The “stages which reduce the corpse to a skeleton were poorly known because they happen in the grave,” Borrini told LiveScience. “Graves were usually reopened after years, when the body had completely turned into a skeleton.”

Death exposed

Vampire superstition was already part of European culture by the time the bubonic plague reappeared on the continent in sporadic outbreaks throughout the late 1500s. The classic folkloric image of the undead, bloodsucking vampire likely originated in Eastern Europe and spread westwards, historians say, blending and morphing with local beliefs as it went.

Ignorance about the natural stages of decomposition probably fed the original vampire myths, Borrini said, noting that historical documentation of vampires harped on the oddly life-like appearance of recently buried bodies.

“There are some recurring aspects in vampire exhumation reports (usually written in the 17th and 18th century by church-goers and well-educated men, and sometimes even by scientists): uncorrupted corpse, pliable limbs, smooth and tensed skin, renewed beard and nails,” Borrini said. At the time “death was linked to a cold and stiff corpse, or to a blanched skeleton (dry bones),” he said, so evidence of anything to the contrary was considered worrisome when the rare body was exhumed for examination.

In the middle of the plague in Venice, however, victims were being dumped into mass graves such as the one on Lazzaretto Nuovo very regularly, exposing bodies at every gruesome stage of decay.

Frightened gravediggers

A phenomenon that occurs early on in the process of decomposition – abdominal bloating – is what likely concerned the Venetian gravediggers, Borrini said.
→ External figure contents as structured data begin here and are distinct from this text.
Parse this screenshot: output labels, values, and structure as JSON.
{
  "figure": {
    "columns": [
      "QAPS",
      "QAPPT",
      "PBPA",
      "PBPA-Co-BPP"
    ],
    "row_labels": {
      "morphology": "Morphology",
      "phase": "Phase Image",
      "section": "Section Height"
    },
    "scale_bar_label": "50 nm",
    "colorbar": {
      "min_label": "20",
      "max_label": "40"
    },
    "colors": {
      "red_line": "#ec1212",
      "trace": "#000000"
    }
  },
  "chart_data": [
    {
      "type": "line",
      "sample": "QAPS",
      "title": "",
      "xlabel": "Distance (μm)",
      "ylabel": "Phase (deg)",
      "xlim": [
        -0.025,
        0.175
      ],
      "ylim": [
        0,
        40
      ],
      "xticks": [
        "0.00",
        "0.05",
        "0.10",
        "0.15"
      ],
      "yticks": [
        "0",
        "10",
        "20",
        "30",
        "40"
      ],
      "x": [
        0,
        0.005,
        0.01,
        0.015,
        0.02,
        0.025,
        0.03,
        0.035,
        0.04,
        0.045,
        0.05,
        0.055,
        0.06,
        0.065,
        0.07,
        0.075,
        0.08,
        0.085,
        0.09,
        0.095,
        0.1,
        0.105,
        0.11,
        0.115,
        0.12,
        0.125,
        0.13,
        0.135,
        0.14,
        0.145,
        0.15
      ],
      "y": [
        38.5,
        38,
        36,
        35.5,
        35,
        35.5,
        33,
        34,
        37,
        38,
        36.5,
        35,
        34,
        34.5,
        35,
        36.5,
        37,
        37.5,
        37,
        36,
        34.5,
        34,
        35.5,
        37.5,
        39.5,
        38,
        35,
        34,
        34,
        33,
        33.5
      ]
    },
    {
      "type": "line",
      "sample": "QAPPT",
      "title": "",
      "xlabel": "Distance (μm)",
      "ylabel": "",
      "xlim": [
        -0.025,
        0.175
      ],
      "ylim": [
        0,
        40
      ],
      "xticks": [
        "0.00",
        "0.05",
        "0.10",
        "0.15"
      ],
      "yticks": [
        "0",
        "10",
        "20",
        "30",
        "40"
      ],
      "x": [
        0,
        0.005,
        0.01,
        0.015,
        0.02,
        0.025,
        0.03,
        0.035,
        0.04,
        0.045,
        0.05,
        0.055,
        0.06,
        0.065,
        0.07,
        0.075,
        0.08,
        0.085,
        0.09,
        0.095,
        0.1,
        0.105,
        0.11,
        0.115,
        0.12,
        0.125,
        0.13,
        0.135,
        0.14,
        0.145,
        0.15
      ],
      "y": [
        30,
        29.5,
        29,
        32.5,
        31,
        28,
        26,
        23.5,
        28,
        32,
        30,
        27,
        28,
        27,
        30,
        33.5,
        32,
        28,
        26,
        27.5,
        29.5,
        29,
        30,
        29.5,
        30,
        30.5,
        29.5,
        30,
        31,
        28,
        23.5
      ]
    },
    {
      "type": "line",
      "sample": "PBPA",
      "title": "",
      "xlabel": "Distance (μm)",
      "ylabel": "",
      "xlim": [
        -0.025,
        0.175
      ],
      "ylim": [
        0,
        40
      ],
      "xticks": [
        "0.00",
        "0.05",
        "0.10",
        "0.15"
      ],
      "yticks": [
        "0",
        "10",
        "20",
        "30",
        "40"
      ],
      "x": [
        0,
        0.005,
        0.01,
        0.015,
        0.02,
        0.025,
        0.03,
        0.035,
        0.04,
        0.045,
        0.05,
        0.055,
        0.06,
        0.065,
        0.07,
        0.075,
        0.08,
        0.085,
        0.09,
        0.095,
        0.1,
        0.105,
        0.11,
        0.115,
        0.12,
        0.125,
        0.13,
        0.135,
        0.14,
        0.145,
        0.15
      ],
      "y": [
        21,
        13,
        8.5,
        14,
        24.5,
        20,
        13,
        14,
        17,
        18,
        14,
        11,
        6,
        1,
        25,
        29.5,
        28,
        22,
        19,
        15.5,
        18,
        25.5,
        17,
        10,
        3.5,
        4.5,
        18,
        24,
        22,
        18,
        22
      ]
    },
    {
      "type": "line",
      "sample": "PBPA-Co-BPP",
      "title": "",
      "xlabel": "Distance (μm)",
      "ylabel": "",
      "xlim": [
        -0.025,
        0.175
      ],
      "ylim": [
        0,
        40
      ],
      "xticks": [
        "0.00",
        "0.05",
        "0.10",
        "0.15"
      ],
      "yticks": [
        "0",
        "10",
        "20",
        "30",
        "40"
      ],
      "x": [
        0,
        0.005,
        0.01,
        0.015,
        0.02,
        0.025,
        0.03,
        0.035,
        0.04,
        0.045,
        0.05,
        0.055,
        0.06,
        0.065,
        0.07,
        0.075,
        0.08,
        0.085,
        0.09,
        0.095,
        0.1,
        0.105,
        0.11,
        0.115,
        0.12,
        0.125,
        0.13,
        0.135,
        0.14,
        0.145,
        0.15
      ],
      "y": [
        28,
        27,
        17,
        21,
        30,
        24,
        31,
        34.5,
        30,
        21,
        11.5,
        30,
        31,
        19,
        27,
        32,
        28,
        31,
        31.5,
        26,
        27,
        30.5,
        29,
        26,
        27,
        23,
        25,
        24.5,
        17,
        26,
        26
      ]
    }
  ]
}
When humans die, the body releases a myriad of bacterial gases that cause a corpse to bloat with fluid, usually just a few days after death in the absence of any kind of preservation or protection from coffins.
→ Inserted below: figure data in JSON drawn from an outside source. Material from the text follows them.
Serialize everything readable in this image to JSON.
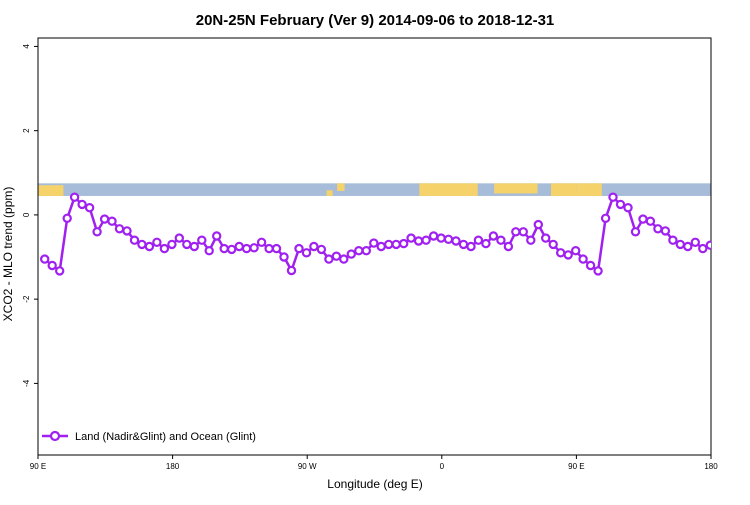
{
  "chart_data": {
    "type": "line",
    "title": "20N-25N February (Ver 9)   2014-09-06 to 2018-12-31",
    "xlabel": "Longitude (deg E)",
    "ylabel": "XCO2 - MLO trend (ppm)",
    "xlim": [
      90,
      540
    ],
    "ylim": [
      -5.7,
      4.2
    ],
    "x_ticks": [
      {
        "value": 90,
        "label": "90 E"
      },
      {
        "value": 180,
        "label": "180"
      },
      {
        "value": 270,
        "label": "90 W"
      },
      {
        "value": 360,
        "label": "0"
      },
      {
        "value": 450,
        "label": "90 E"
      },
      {
        "value": 540,
        "label": "180"
      }
    ],
    "y_ticks": [
      {
        "value": -4,
        "label": "-4"
      },
      {
        "value": -2,
        "label": "-2"
      },
      {
        "value": 0,
        "label": "0"
      },
      {
        "value": 2,
        "label": "2"
      },
      {
        "value": 4,
        "label": "4"
      }
    ],
    "grid": false,
    "legend_position": "bottom-left",
    "colors": {
      "series": "#a020f0",
      "land": "#f5d36a",
      "ocean": "#a7bcd9"
    },
    "map_strip": {
      "y_top": 0.75,
      "y_bottom": 0.45
    },
    "series": [
      {
        "name": "Land (Nadir&Glint) and Ocean (Glint)",
        "x": [
          94.5,
          99.5,
          104.5,
          109.5,
          114.5,
          119.5,
          124.5,
          129.5,
          134.5,
          139.5,
          144.5,
          149.5,
          154.5,
          159.5,
          164.5,
          169.5,
          174.5,
          179.5,
          184.5,
          189.5,
          194.5,
          199.5,
          204.5,
          209.5,
          214.5,
          219.5,
          224.5,
          229.5,
          234.5,
          239.5,
          244.5,
          249.5,
          254.5,
          259.5,
          264.5,
          269.5,
          274.5,
          279.5,
          284.5,
          289.5,
          294.5,
          299.5,
          304.5,
          309.5,
          314.5,
          319.5,
          324.5,
          329.5,
          334.5,
          339.5,
          344.5,
          349.5,
          354.5,
          359.5,
          364.5,
          369.5,
          374.5,
          379.5,
          384.5,
          389.5,
          394.5,
          399.5,
          404.5,
          409.5,
          414.5,
          419.5,
          424.5,
          429.5,
          434.5,
          439.5,
          444.5,
          449.5,
          454.5,
          459.5,
          464.5,
          469.5,
          474.5,
          479.5,
          484.5,
          489.5,
          494.5,
          499.5,
          504.5,
          509.5,
          514.5,
          519.5,
          524.5,
          529.5,
          534.5,
          539.5
        ],
        "y": [
          -1.05,
          -1.2,
          -1.33,
          -0.08,
          0.42,
          0.25,
          0.17,
          -0.4,
          -0.1,
          -0.15,
          -0.33,
          -0.38,
          -0.6,
          -0.7,
          -0.75,
          -0.65,
          -0.8,
          -0.7,
          -0.55,
          -0.7,
          -0.75,
          -0.6,
          -0.85,
          -0.5,
          -0.8,
          -0.82,
          -0.75,
          -0.8,
          -0.78,
          -0.65,
          -0.8,
          -0.8,
          -1.0,
          -1.32,
          -0.8,
          -0.9,
          -0.75,
          -0.82,
          -1.05,
          -0.98,
          -1.05,
          -0.93,
          -0.85,
          -0.85,
          -0.67,
          -0.75,
          -0.7,
          -0.7,
          -0.68,
          -0.55,
          -0.62,
          -0.6,
          -0.5,
          -0.55,
          -0.58,
          -0.62,
          -0.7,
          -0.75,
          -0.6,
          -0.68,
          -0.5,
          -0.6,
          -0.75,
          -0.4,
          -0.4,
          -0.6,
          -0.23,
          -0.55,
          -0.7,
          -0.9,
          -0.95,
          -0.85,
          -1.05,
          -1.2,
          -1.33,
          -0.08,
          0.42,
          0.25,
          0.17,
          -0.4,
          -0.1,
          -0.15,
          -0.33,
          -0.38,
          -0.6,
          -0.7,
          -0.75,
          -0.65,
          -0.8,
          -0.72
        ]
      }
    ]
  }
}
“During this phase, the decay of the gastrointestinal tract contents and lining create a dark fluid called ‘purge fluid’; it can flow freely from the nose and mouth…and it could easily be confused with the blood sucked by the vampire,” said Borrini.

If the “vampire” woman was emitting blood from her mouth, the fluid likely moistened her burial shroud causing it to sink into her jaw cavity and be dissolved by the fluids, Borrini said, making it appear as though she was trying to bite through her shroud. When discovered in that state, a stone was jammed into her mouth as a kind of exorcism to prevent her from potentially spreading the disease further, the researchers think.

Medieval skeletons have been found in a similar state in other parts of Europe, Borrini said.

Bad times = superstition

It is difficult to decipher whether the brick-in-mouth tactic discovered in Venice was truly based on a deep fear of vampires or was merely extra precaution in troubled times, Borrini acknowledged.

“From a forensic point of view, we can accept the reports about the ‘vampire corpses’ as real descriptions, but we can also realize why those legends spread especially during plagues,” Borrini said. The mere fact that tombs and mass graves were reopened so frequently during pandemics to bury new victims of a disease, exposing partially decomposed bodies, only increased “dread and superstition among people who were already suffering pestilence and massive death,” he said.

Borrini presented his findings to a recent meeting of the American Association of Forensic Sciences, along with forensic orthodontist Emilio Nuzzolese.